Things appear, but they appear based on their emptiness. In other words, they appear as interdependence-emptiness. They are without THING-NESS. This is the concealed truth of all things and when this truth is no longer concealed, or when it is "cognized" the cognition is called "attained nirvana".

So natural nirvana (aka "your Buddha nature") is just (or exactly) the truth of phenomena that is concealed within our 'samsaric" experience of the world. It is a potential experience when we miss it. It is a realized truth when we see it.

We have to undo that "missing it".

This is where meditation as a "path" or a "practice" comes in.

Meditation as a "path" is the process of uncovering the innate truth that is exactly THE TRUTH precisely because things have ALWAYS or primordially been this way.

The unique path of Buddhist meditation is to take this truth, this innate state of THIS as THIS is, and use that potential as the path to realize the goal.

Meditation changes nothing.

The path IS the goal.

Meditation changes everything.

When we look at the world it looks like a pile of shit.

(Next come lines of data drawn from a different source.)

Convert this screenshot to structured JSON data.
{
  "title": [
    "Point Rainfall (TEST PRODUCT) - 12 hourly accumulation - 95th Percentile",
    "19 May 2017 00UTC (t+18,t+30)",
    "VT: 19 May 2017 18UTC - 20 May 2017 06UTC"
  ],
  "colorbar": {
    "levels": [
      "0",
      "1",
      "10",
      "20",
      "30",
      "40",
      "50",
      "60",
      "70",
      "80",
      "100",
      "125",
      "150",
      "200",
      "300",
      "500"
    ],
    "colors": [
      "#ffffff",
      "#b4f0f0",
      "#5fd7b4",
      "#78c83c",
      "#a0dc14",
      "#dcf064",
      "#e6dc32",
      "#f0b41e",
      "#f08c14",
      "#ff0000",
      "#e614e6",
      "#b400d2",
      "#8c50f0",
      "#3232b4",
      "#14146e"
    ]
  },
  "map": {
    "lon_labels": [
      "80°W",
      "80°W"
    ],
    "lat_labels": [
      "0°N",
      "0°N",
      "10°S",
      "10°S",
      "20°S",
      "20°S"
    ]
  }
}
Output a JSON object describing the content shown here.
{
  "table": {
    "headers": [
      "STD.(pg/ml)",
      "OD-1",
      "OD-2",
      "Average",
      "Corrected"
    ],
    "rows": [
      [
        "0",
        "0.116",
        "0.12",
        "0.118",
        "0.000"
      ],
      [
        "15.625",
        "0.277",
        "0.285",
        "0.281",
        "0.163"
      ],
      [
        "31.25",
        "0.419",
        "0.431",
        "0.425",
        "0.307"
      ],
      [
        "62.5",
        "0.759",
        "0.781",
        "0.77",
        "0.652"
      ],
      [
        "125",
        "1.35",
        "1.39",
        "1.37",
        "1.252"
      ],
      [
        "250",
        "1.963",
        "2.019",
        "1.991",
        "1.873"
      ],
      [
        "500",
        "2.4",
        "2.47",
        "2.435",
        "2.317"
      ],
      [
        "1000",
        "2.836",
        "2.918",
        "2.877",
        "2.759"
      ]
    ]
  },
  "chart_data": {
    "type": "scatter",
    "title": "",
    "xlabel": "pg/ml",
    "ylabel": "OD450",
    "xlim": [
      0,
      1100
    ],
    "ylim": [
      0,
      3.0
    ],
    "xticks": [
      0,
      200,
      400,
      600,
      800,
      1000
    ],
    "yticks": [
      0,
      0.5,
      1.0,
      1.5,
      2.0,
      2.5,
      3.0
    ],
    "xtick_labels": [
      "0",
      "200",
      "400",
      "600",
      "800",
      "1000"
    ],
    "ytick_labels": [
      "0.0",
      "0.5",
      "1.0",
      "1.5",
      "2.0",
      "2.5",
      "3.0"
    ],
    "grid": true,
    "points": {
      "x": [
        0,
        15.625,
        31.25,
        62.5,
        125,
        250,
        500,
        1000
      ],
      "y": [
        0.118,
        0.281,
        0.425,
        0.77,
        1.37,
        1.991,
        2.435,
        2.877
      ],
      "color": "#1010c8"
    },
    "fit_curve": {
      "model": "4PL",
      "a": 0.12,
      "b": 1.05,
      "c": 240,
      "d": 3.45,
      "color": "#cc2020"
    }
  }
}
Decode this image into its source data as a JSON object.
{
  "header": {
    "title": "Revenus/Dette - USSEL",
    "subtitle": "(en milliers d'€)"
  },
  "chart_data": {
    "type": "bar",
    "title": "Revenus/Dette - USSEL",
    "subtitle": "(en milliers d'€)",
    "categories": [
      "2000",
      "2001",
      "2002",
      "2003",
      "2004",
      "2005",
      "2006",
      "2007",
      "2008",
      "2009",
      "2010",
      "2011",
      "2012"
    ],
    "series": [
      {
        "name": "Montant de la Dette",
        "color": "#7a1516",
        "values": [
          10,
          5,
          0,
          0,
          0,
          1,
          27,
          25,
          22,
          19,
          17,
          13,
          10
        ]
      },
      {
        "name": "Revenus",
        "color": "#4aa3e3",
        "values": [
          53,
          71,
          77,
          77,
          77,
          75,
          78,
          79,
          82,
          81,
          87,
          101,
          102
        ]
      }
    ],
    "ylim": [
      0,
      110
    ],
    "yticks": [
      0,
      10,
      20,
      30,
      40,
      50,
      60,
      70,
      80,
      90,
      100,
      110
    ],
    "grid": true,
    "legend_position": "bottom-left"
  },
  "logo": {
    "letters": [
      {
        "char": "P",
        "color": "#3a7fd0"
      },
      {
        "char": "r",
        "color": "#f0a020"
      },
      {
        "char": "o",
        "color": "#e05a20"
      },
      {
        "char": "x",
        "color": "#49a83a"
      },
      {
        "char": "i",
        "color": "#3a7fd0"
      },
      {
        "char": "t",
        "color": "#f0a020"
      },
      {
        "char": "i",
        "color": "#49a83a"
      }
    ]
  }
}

But when a fly looks at a pile of shit that pile of shit is a feast.

The world is a pile of shit that has within it the potential to be a feast!

There is an innate completeness to things but it is only a potential until we actualize the potential as our truth. That is what Buddhism is about.

The world is a pile of shit.

Actualizing means ridding our experience of the THINGS that block the realization of the completeness.

The world is a feast.

Here is another shot of Buddha I took in the bus yard at work today..



Please go get you some "attained nirvana".

The "sky gazing" that I do has very few rules.

Find a place with a view

A viewless view is best, but anywhere will do

Look up, look out

Endless, boundless, infinite

Space, freedom, uninhibited

Not nothingness, which is something

Awareness is present

Nothing to be aware of

Emptiness is presence

Complete as it is

Nothing to add to or take away

Not future, not past, not even now

Just emptiness, awareness, emptiness

Just sky


Please feel free to use the photos you find here for your 'sky gazing' practice on your computer - it works well in lieu of the real thing.

"Rules" for sky gazing are as follows:

Don't become enthralled by the beauty of the sky, but don't suppress the beauty either.

Don't focus on one particular aspect of the sky, but don't look around and become distracted either.

The best sky's have some clouds, but clouds can't hinder the vast sky.

Don't think about the sky when sky gazing, but don't suppress your thoughts either.

Don't analyze your sky gazing, but do notice the emptiness and awareness that is present.

When you breath out when sky gazing sometimes say AHHHHhhh..., but most of the time don't.

Just sky gaze, let it all go and sky gaze.